I'm confused by the first comment -- not sure what #1 has to do with the situation exactly.

As to two, that is less than an hour a day. The Supreme Court already upheld informed consent laws that included materials against abortion as well as for it & having in person access would very well probably be upheld. Having a diverse collection of views provided is particularly deemed important in some cases for teens. It would not be a "taking" in my view. To the degree it was problematic, I would be more concerned with First Amendment concerns or overly obtrusive burdens on abortion liberty per se.

Unions are a basic aspect of employment at this point and at least since the 1930s were seen as an important part of a smooth running interstate commerce system. This includes access to union reps and so forth. Looking at things from a common law, precedent based system, it is not really a hard case on that level.
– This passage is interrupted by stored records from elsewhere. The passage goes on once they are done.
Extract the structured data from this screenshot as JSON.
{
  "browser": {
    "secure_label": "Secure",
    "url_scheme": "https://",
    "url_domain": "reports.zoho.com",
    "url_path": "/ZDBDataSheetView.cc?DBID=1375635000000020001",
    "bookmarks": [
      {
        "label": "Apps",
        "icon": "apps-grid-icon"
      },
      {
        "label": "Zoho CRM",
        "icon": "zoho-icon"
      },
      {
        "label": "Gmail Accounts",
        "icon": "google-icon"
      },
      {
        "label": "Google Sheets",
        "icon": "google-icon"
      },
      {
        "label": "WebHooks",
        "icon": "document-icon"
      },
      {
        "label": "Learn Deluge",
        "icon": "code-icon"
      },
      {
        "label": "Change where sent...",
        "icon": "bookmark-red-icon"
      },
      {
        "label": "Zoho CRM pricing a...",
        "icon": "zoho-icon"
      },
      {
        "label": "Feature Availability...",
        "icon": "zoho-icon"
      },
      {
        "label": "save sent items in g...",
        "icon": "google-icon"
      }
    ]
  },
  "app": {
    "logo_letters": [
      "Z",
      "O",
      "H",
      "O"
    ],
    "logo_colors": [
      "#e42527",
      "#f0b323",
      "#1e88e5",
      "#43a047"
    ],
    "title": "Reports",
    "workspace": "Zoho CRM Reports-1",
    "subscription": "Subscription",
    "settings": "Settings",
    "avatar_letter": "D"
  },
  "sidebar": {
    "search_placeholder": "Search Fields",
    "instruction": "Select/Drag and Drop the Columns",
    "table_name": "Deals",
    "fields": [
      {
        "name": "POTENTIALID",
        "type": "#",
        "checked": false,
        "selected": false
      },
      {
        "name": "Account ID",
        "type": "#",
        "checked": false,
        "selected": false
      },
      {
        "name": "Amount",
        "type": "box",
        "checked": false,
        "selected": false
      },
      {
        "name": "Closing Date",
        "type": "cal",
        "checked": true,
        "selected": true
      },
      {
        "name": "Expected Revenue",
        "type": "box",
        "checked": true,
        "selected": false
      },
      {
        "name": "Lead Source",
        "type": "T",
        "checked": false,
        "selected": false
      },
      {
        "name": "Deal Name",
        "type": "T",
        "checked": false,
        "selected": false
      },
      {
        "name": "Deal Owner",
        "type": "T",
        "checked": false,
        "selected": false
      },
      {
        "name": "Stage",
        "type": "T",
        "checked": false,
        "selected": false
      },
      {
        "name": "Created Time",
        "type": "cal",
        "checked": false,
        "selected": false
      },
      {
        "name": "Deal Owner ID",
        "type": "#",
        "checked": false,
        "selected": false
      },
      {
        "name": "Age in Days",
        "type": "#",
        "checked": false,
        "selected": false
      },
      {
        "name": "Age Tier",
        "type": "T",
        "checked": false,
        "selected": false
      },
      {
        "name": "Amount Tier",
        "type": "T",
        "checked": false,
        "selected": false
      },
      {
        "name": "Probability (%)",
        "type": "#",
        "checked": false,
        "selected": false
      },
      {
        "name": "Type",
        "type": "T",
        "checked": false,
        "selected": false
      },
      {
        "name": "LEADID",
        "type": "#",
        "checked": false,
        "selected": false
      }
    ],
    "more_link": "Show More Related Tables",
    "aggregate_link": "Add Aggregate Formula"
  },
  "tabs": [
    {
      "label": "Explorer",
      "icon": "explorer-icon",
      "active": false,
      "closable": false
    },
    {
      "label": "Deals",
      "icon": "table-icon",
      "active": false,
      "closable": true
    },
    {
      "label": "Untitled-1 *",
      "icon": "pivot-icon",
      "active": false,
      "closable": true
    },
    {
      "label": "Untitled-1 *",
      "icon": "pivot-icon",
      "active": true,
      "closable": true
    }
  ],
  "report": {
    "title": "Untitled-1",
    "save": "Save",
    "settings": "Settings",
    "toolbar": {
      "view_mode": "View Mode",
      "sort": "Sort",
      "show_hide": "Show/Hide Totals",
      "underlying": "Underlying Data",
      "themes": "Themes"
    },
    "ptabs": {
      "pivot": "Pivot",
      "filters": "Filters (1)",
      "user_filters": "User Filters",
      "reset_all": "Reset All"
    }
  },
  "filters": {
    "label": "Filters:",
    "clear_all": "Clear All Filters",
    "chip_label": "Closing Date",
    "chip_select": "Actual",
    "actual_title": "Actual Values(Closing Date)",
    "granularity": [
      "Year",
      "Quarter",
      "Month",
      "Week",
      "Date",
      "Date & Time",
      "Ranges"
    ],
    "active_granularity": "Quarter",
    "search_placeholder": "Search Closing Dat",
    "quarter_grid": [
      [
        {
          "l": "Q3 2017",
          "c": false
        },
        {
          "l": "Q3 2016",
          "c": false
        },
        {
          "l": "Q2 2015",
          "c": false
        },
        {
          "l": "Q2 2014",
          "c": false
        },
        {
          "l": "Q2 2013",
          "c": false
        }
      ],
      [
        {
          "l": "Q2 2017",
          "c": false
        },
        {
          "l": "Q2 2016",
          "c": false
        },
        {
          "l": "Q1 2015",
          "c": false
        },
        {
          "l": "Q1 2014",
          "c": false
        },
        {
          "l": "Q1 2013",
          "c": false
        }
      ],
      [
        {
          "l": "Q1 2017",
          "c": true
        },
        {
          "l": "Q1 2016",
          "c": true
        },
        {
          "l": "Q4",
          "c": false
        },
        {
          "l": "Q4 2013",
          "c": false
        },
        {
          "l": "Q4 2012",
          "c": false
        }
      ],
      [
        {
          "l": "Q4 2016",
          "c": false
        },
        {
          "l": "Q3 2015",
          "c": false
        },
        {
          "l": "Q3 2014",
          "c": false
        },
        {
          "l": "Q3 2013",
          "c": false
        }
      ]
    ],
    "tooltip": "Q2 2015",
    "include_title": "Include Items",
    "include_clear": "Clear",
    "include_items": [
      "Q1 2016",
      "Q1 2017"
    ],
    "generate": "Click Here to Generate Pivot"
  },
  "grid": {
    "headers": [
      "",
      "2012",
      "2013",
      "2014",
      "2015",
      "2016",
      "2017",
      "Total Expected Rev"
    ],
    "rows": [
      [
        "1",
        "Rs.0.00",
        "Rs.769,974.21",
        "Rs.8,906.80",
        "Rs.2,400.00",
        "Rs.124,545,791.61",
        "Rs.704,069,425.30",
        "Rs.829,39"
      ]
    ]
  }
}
I can understand if a particular regulation of this type was seen as somehow overly obtrusive in some sense but a Takings Clause argument to me is a tad much. Don't get me wrong. I can understand the logic of it all. If you are myopic enough, it might even seem a bit obvious!

George said...

This case is strange in that, as you point out, there is not a true appropriation of the land and the property owners still retain the ability to make substantial profits through the land. That, to me, renders this case pointless. Because the property owners still retain an ownership interest over the land and can still make a ton of money off it, the state can just concede a taking, pay the property owners fair market value for the regulatory use and temporary occupation of the land, and then increase their property taxes on the back end to make up for what it paid them.

Frank Willa said...

I would like to comment on a 'notion' level about the situation of the workers and the interplay of labor law. ( I apologize for the lengthy comment, and its 'tangent' aspect)
Decades ago these farm workers were 'employed' in an at will, take it or leave it context. Further, the farmer provided some 'housing' on site. The hours worked were long; 10, 12, or more hours per day and no days off, sometimes for weeks on end. The workers were de facto isolated from contact by others unless the farmer gave it the ok. So, there was essentially no family contact, nor friends, not anyone. These workers were paid by the quantity or weight of what they 'picked'. There was no overtime, no enforceable breaks, no minimum time to eat- they were outside the FLSA.
The physical size of some of these farms is large, measured in miles. If the worker is a mile from the public road, the housing is two miles from the road; all this before cell phones, and no land line in the housing- the workers are cut off for what could be weeks at a stretch.
So, access to union representatives was granted. If not, then access and protection of legal rights was denied. (perhaps this is more of an exception to trespass)
The anti-labor farmers do not benefit if workers have benefit of labor law protections, e.g. minimum wage, mandatory breaks, overtime, a day off without losing the job, etc., and most of all 'unionization'.
This in my view is a collateral attack. But these farmers do not have the right to isolate a worker such that an 'incarcerated' like existence is created. So, asserting a property right- a taking- sounds at first blush like it may attach; the analysis side steps the bigger issue of the human rights of these workers.
Yes, the review of the takings law (tests cited above) does not seem to meet the 'taking' in the sense that I would hope the 'originalists' on the Court would read it; here it is to allow someone to talk to someone else.

budlawman said...
This comment has been removed by the author.
budlawman said...

This article notes that property rights are a legal construct, and hence the state defines what property rights owners do and do not have. The Ninth Circuit discussed the point that the growers are claiming the right to exclude people they deem trespassers. But the Penal Code addressing trespassing in great detail (section 602) specifically exempts from its reach "persons engaged in lawful labor union activities which are permitted to be carried out on the property by the [ALRA] or by the federal National Labor Relations Act." 602(o). It seems to me that the access organizers have under the ALRA cannot be a taking, when the property owners don't enjoy the "right" that they claim has been taken from them, any more than a land owner can claim a fracking ban is a taking. The ALRA has affirmatively granted organizers that right (for the last 45 years), and the Penal Code expressly recognizes that right, denying growers the right to exclude labor organizers as permitted by the ag labor statute. (This issue wasn't discussed in the Ninth Circuit's decision, which was an appeal from grant of a motion to dismiss.)

Paul Scott said...

Isn't the impact of this case significantly limited by the nature of the claim as a takings?

As a takings case, doesn't this just mean that if it is considered a takings that the State would need to pay the owners of the land a FMV for the taking?

In this case, even if considered a takings because 4% was considered permanent, wouldn't this just mean paying a one time fee for a permanent easement equal to 4% of the value of the land?